晋胡之间本为敌国,相互争斗,无所不用其极,那么刘曜或者刘粲派名死士过来谋刺裴该,本是情理中事啊,有什么必要隐瞒呢?为什么那“裴坦”要咬紧牙关,死都不肯交待究竟是谁派他来的?
况且裴该回想昨日之事,“裴坦”一进来就叫:“不期今日尚能得见阿兄之面!”是一口纯正的河洛话,就没有丝毫的河东腔——他原本对河东腔也不大在意,但在见过郭璞之后,心中自然而然就有了深刻的印象。
若是胡汉遣来,那要找个河东人冒充裴氏子弟还不容易吗?难道河东人里面就绝对出不了胡人的死士?而唯有从别处遣来的,河东腔难冒,找个官话标准的,也勉强可以凑数了。说是从河东来,要是一口北地腔、河北腔,乃至吴音,裴该必然起疑,倘若普通话说得好,就不致于使人警觉了。
所以他早就怀疑此人并非胡汉所遣,怕的是朝中某人要对自己不利,所以绞尽脑汁,也一定要讯问出个结果来。那么此人连死都不怕,还能熬刑,要怎么才能撬开他的嘴巴呢?那便只有辱之了——我把你阉割了,还绑着到处去游街,这可比死更难受吧?
对方若真连这都能忍,裴该也无法可想,谁料歪打正着,他竟然就此招供了——裴该心中对于其背后主使,也就此有了大致的判定。果然,文朗咬着牙关禀报说:“使此人谋刺主公者,张春也!”
裴该心说果然是他!
他目前可以掌控的地盘儿,也就河南、关中之地而已,徐方太过遥远,当然不可能真把“裴坦”绑到徐州去游街,而且估摸着走半道儿上,怎么也该死透了。“裴坦”不想受辱,被迫交代幕后主使,很大的可能性,就在这片地域当中,有他的熟人,则一旦被人见到、认出,不但自己身败名裂,还会辱及祖宗。就此可以将其来源,缩小到司、雍、兖、豫,以及周边部分地区,不可能更远了。
——真要是江东找个土著过来谋刺裴该,北边儿就不大可能有人认得。
不过好在,真相还在裴该可以接受的范围之内,是司马保部将张春所遣,不是在长安城内出了叛徒。裴该不禁长出了一口气,随即瞋目恨道:“张春昔刺陈安,今又来刺我,果然……”忍不住就口出一句后世俗话——“狗改不了吃屎!”
第三十四章 镇戎策
有些人正面放对难以取胜,就喜欢出歪招,派刺客,而且这种投机取巧的事儿能上瘾,一旦成功一回,必然还有第二回……

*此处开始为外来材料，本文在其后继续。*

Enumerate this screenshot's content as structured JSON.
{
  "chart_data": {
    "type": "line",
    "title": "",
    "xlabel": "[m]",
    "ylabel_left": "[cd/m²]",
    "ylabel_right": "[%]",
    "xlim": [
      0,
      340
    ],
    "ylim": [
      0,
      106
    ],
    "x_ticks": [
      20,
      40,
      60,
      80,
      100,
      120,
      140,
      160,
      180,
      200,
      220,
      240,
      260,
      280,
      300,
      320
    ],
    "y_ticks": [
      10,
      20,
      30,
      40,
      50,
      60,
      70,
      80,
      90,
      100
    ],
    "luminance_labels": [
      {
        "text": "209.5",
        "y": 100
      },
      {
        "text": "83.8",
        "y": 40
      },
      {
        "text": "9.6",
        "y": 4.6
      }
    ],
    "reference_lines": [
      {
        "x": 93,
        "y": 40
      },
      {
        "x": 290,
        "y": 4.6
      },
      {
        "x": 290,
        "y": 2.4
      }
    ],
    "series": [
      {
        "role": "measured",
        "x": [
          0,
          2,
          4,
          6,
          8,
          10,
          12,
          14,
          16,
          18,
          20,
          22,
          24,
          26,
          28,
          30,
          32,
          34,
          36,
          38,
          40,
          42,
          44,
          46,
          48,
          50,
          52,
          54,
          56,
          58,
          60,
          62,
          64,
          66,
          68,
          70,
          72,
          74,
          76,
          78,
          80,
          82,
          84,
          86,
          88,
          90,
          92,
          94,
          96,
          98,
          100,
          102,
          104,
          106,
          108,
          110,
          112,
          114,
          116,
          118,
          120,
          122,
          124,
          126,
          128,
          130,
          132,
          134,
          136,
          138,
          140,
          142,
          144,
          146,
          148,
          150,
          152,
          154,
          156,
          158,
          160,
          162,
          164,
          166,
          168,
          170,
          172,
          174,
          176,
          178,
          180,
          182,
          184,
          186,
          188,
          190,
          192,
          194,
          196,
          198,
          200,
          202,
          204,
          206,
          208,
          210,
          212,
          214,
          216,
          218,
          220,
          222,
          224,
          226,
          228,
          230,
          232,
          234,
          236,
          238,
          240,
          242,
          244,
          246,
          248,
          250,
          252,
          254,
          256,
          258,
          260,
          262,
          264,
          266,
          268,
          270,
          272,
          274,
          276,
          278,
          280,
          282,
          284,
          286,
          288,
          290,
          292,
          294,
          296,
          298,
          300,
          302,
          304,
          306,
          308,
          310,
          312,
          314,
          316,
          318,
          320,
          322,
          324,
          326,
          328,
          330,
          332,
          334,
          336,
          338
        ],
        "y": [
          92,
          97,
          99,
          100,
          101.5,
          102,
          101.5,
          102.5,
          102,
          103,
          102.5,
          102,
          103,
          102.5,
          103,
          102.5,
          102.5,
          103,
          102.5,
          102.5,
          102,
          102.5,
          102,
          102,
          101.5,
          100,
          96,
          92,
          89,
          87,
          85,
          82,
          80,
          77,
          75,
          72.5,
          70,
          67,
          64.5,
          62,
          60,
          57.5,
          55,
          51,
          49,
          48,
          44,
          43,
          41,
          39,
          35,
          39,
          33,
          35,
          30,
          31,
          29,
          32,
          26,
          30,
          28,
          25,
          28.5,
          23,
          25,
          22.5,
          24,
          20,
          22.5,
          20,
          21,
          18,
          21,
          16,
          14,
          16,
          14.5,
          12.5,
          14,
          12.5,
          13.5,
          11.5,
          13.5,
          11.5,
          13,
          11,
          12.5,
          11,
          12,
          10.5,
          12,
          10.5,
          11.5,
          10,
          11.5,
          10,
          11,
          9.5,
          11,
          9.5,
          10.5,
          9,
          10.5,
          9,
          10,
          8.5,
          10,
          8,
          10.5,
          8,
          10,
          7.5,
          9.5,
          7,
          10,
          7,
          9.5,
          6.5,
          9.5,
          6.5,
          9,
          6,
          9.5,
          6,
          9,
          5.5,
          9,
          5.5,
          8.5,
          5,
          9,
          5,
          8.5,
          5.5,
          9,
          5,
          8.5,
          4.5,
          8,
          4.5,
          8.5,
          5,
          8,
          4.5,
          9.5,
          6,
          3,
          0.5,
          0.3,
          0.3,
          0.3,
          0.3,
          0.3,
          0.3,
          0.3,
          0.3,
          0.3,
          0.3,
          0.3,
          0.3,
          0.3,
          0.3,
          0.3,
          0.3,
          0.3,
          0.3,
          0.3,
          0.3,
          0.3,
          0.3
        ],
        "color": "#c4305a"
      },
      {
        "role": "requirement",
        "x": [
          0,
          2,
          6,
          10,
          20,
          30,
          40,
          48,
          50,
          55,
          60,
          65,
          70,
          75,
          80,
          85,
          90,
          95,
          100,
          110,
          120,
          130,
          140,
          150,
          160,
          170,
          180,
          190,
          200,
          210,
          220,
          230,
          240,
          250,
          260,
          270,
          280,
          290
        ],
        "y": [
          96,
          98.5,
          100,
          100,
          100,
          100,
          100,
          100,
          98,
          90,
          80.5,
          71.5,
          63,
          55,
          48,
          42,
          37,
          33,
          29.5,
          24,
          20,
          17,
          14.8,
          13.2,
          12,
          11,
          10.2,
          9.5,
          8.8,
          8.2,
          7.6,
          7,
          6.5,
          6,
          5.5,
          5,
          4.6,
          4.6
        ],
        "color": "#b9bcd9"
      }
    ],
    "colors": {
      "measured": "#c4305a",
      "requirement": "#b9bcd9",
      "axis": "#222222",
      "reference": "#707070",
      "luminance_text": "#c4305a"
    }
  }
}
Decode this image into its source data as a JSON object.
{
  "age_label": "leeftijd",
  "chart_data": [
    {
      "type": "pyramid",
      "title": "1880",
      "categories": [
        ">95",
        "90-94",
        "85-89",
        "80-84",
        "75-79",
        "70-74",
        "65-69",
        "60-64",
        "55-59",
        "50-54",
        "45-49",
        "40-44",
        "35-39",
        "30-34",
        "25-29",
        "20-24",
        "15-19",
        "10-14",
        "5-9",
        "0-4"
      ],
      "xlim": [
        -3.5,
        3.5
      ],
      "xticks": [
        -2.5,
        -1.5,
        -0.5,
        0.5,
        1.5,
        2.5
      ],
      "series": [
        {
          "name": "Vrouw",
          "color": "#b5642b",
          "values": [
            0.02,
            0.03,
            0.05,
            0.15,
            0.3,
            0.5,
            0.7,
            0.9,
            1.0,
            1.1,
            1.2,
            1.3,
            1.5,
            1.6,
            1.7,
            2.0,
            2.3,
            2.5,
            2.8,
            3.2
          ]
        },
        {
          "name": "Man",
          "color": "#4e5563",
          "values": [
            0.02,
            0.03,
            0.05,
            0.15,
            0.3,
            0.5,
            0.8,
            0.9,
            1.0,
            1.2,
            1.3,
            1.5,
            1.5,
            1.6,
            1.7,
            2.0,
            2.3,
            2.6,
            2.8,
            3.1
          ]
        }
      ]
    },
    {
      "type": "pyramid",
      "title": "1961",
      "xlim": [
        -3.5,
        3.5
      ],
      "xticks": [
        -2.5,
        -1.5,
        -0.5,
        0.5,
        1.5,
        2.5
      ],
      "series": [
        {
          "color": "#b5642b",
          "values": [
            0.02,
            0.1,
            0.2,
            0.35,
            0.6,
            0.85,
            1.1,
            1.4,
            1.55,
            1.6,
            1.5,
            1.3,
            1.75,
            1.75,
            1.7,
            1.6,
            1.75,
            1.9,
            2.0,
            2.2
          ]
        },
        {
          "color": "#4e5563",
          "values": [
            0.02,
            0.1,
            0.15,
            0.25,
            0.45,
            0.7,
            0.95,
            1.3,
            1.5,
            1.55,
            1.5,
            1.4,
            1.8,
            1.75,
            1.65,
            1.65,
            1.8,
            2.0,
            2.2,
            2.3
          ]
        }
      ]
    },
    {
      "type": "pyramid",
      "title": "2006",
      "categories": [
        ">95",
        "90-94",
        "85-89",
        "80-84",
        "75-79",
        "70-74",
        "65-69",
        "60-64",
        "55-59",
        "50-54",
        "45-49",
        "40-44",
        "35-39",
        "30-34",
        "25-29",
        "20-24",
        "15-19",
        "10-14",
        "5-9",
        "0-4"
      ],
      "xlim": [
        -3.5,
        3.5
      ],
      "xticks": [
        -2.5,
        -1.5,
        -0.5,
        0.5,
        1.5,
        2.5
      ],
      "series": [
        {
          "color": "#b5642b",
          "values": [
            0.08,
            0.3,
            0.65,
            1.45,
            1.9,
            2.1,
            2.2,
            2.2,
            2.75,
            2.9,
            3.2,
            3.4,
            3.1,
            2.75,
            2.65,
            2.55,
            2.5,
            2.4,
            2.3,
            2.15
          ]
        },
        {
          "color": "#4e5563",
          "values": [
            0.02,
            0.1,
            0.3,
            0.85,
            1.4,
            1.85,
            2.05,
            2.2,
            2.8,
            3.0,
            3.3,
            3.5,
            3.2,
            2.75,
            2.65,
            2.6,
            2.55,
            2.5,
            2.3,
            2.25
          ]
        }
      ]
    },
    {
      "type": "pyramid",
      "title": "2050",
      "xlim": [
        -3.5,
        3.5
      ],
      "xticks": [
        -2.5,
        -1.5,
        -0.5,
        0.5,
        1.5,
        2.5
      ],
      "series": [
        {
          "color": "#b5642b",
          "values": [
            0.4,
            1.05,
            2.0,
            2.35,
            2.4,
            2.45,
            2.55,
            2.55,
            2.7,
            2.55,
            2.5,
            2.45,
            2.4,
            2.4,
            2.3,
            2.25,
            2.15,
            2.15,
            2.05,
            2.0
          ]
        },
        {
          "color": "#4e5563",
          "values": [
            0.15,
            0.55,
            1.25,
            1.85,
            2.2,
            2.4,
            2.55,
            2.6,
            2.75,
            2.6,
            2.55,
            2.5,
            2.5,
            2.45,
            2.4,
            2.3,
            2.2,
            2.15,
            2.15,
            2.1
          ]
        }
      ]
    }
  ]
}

但是这种暗杀行动永远都无法阻挡历史的车轮,好比说新、汉之交割据四川的公孙述,刘秀遣将讨伐,他先派人刺死了来歙,二回又派人刺死了岑彭——但终究还是没能逃过败亡的命运。
裴该心说你张春又算什么东西了?你连公孙述的脚跟都比不上,还敢派遣刺客,先谋陈安,再欲除我?而我险些真中了你的毒计,有几毫秒时间连死志都存下了,真是奇耻大辱啊!当即通告诸将,说且待秋收,最晚今年冬季,我便要亲率大军攻打蒯城,讨伐张春——“必分裂其尸,始消心头之恨也!”
话虽然这么说,但若真的不管雍、秦两州局势,执意往攻张春,是所谓“因忿兴师”,很可能露出破绽,导致丧败。裴该还得先等着实安定郡内战事的消息,知道结果究竟如何,只要那仗打得别太难看,哪怕不能平灭卢水胡,但只要能暂且牵绊之,他都有借口直接向张春用兵了——“项庄舞剑”,其实剑指司马保!
估计司马保是不大可能听从诏命,跑长安来谢罪的,但即便你来了,我也会要求你先献出张春来,否则咱就没条件可谈!